Cutix Plc, one of Nigeria’s leading cable manufacturers, has reported a sharp drop in profitability in its first-quarter results for the financial year ending July 31, 2025, with pre-tax profit tumbling 81 per cent year on year to ₦84 million.
The steep decline was driven by sluggish revenue growth, higher raw material prices, and mounting interest expenses. Revenue from cable sales, which remains the company’s primary income stream, fell 7.40 per cent to ₦3.282 billion, while raw material costs increased by roughly 7 per cent, pushing cost of sales to ₦2.898 billion for the quarter.
This cost pressure caused gross margins to contract by more than 21 per cent, dropping to 18 per cent. Although administrative and distribution expenses fell during the period, the savings were insufficient to counter the revenue shortfall and higher input costs.
Operating profit slid 35 per cent year on year to ₦276 million, representing just 18 per cent of full-year profit for 2025, while operating margin contracted to 8 per cent. Finance costs soared to ₦191 million, up from ₦73 million in the same period last year, already accounting for 43 per cent of last year’s total finance costs. Rising interest charges on term loans, commercial papers, and overdrafts sharply weakened the company’s interest coverage ratio, which dropped to 1.44 times from 5.79 times a year earlier.
Consequently, net profit fell 81 per cent to ₦57 million, representing only 6 per cent of the prior year’s total earnings.
Cutix’s balance sheet showed significant changes, with total assets climbing to ₦10.677 billion, a 33.56 per cent increase year on year. The growth was largely fuelled by current assets, which now account for over 57 per cent of the total asset base.

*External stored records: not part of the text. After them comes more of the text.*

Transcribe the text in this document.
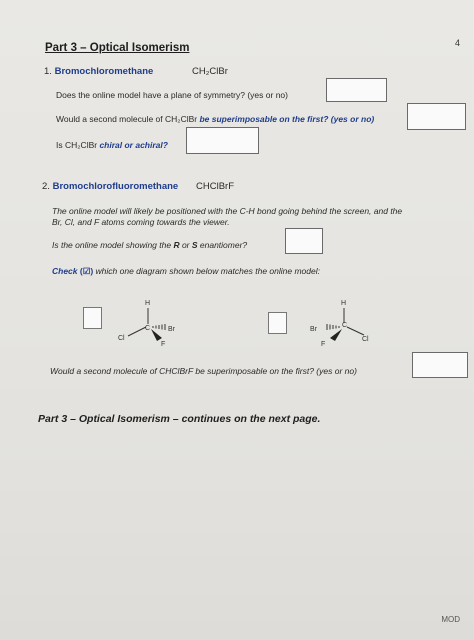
4
Part 3 – Optical Isomerism
1. Bromochloromethane	CH₂ClBr
Does the online model have a plane of symmetry? (yes or no)
Would a second molecule of CH₂ClBr be superimposable on the first? (yes or no)
Is CH₂ClBr chiral or achiral?
2. Bromochlorofluoromethane CHClBrF
The online model will likely be positioned with the C-H bond going behind the screen, and the
Br, Cl, and F atoms coming towards the viewer.
Is the online model showing the R or S enantiomer?
Check (☑) which one diagram shown below matches the online model:
H
C
Cl
Br
F
H
C
Br
Cl
F
Would a second molecule of CHClBrF be superimposable on the first? (yes or no)
Part 3 – Optical Isomerism – continues on the next page.
MOD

Inventories and trade receivables were the major contributors, making up more than 56 per cent of total assets combined.
However, retained earnings dropped 72 per cent to ₦711 million, reflecting weakened profitability, while total borrowings surged 175 per cent to ₦5.004 billion. Borrowings now make up 47 per cent of total assets, signalling a heavier reliance on debt to sustain operations and finance expansion.
With nearly half of its assets now debt-funded, the company’s capital structure has become substantially more leveraged, magnifying both return potential and financial risk in a high-interest rate environment.
As of market close on August 29, 2025, shares of Cutix were priced at ₦3.50, representing a year-to-date gain of 52.2 per cent.
While the topline contraction and surging input costs weighed heavily on operating and pre-tax profitability, the company’s asset growth was concentrated in inventories and receivables, raising concerns about liquidity and working capital management. The combination of declining retained earnings and a sharp rise in borrowings underscores mounting financial strain.
The stock’s rally of more than 52 per cent this year suggests that investors remain optimistic about Cutix’s position within Nigeria’s cable industry, though the fundamentals signal rising risks. Unless receivables are collected more efficiently, inventory turnover improves, and debt servicing costs are controlled, profitability and dividend capacity could be limited in the current financial year.
Despite the challenging backdrop, Cutix has declared a final dividend of 10 kobo per share for the 2025 financial year, which is scheduled to be paid on September 2, 2025.